Incident Management-Plan als Grundlage vorhanden
Das Fundament für eine solide IT Security-Infrastruktur ist in der überwiegenden Mehrheit aller befragten Unternehmen bereits vorhanden: In Deutschland haben 94 Prozent einen Incident Management-Plan. Rund zwei Dritteln (67 Prozent) hat dieser besonders dabei geholfen, ihre IT-Sicherheit zu optimieren und ernsthaftere Konsequenzen zu vermeiden. 40 Prozent wissen dank des Incident Management-Plans gleich, was sie tun müssen und 34 Prozent hat er dabei unterstützt herauszufinden, weshalb Vorfälle passierten.

Geht es darum, ihre Sicherheitsprozesse im Rahmen des Security Incident Managements abzubilden, kombinieren deutsche Unternehmen oft mehrere Frameworks. Am häufigsten finden mit 47 Prozent die Standards nach ISO/IEC 27035 Verwendung, danach folgen CERT (35 Prozent), NIST (27 Prozent) und KRITIS (24 Prozent). Nur 8 Prozent nutzen kein einziges Framework, um ihre Sicherheitsprozesse abzubilden.

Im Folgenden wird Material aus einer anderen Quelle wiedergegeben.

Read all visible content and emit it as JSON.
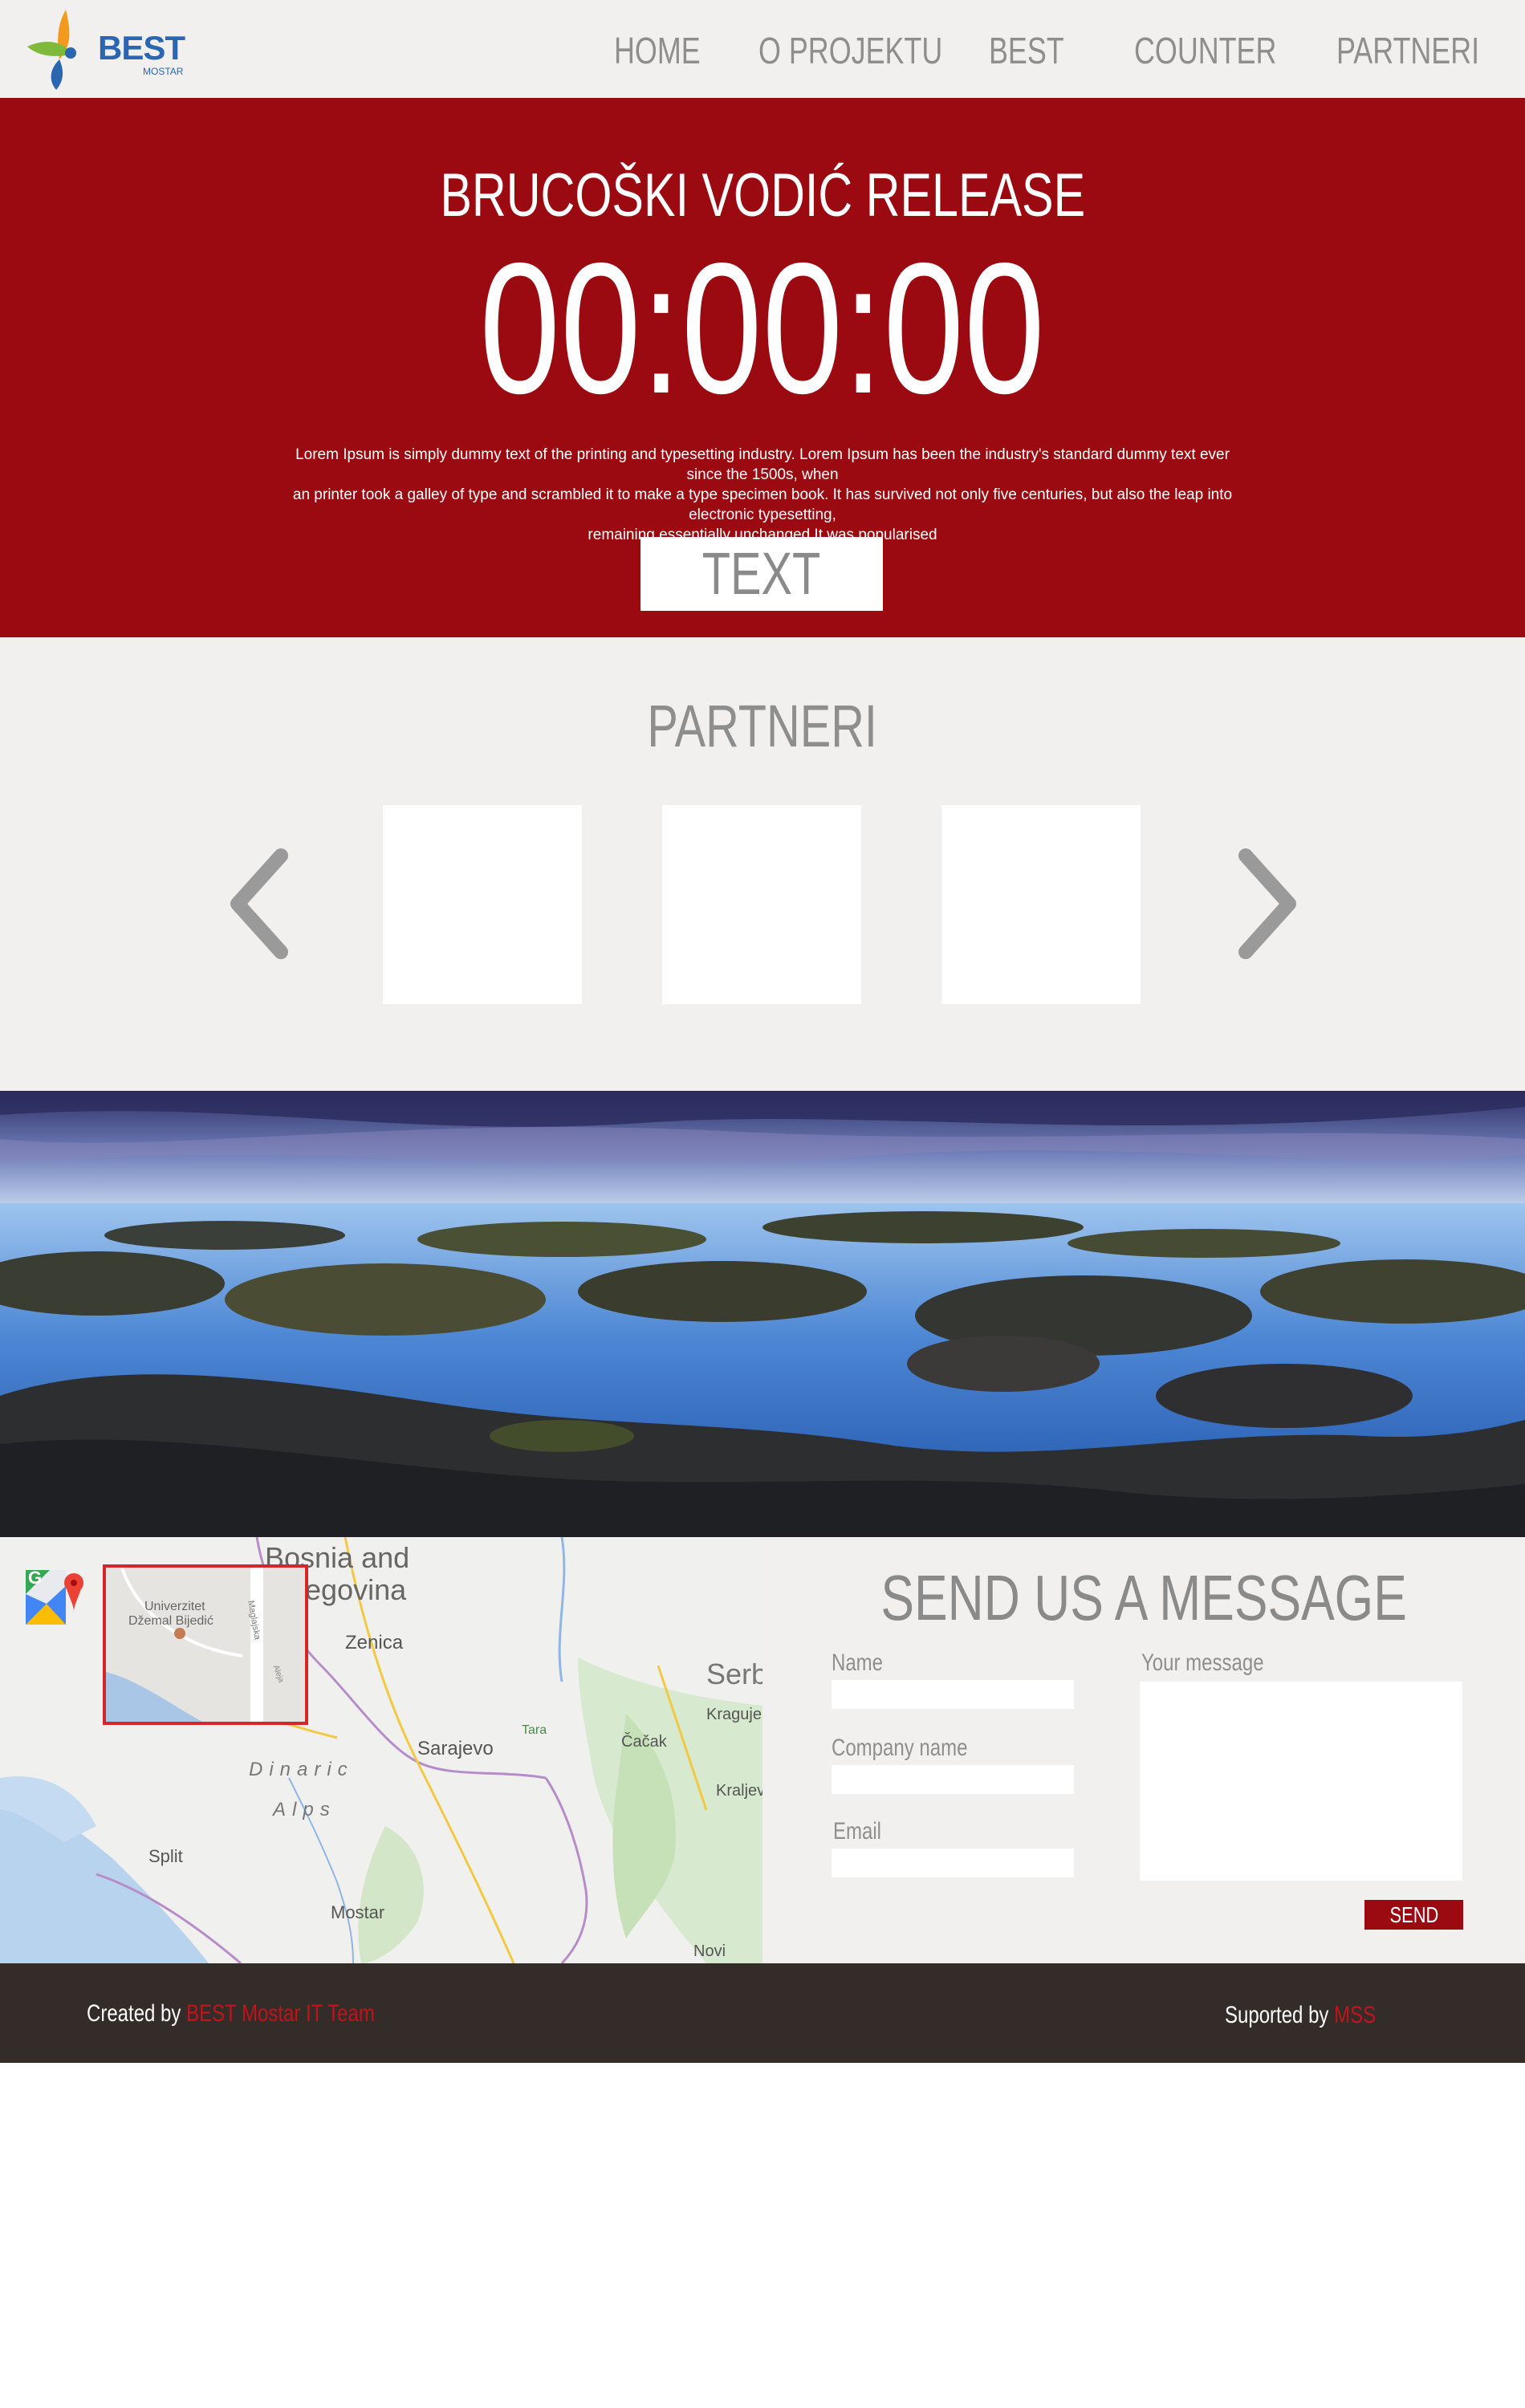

„Die Grundlage für eine starke IT Security ist in den allermeisten Unternehmen mittlerweile vorhanden. Darauf gilt es nun aufzubauen, denn Incident Management-Pläne allein reichen nicht aus, um sicher agieren und damit langfristig das eigene Geschäft absichern zu können“, meint Christopher Kuhn.

„Der Fokus sollte zum einen darauf liegen, das Bewusstsein für Gefahrenquellen und notwendige Präventivmaßnahmen im gesamten Unternehmen zu schärfen. Zum anderen sollten Führungskräfte nicht weiter zögern, in Tools zu investieren, die ihr Team dabei unterstützen, die Sicherheit weiter zu erhöhen und im Notfall schnell und effektiv reagieren zu können.“

Über die Umfrage
Die verwendeten Daten beruhen auf einer Online-Umfrage der Pollfish Inc., an der 500 Mitarbeitende in IT Security-Teams in Deutschland, den USA, Brasilien, Mexiko und Singapur zwischen dem 06.10.2022 und 22.10.2022 teilnahmen, darunter 100 in Deutschland.

Die gleiche Umfrage wurde 2021 mit Ausnahme der Fragen zu den Entwicklungen seit Beginn des Krieges in der Ukraine so schon einmal durchgeführt. Für den Vergleich zum Vorjahr wurden die Ergebnisse dieser Umfrage herangezogen.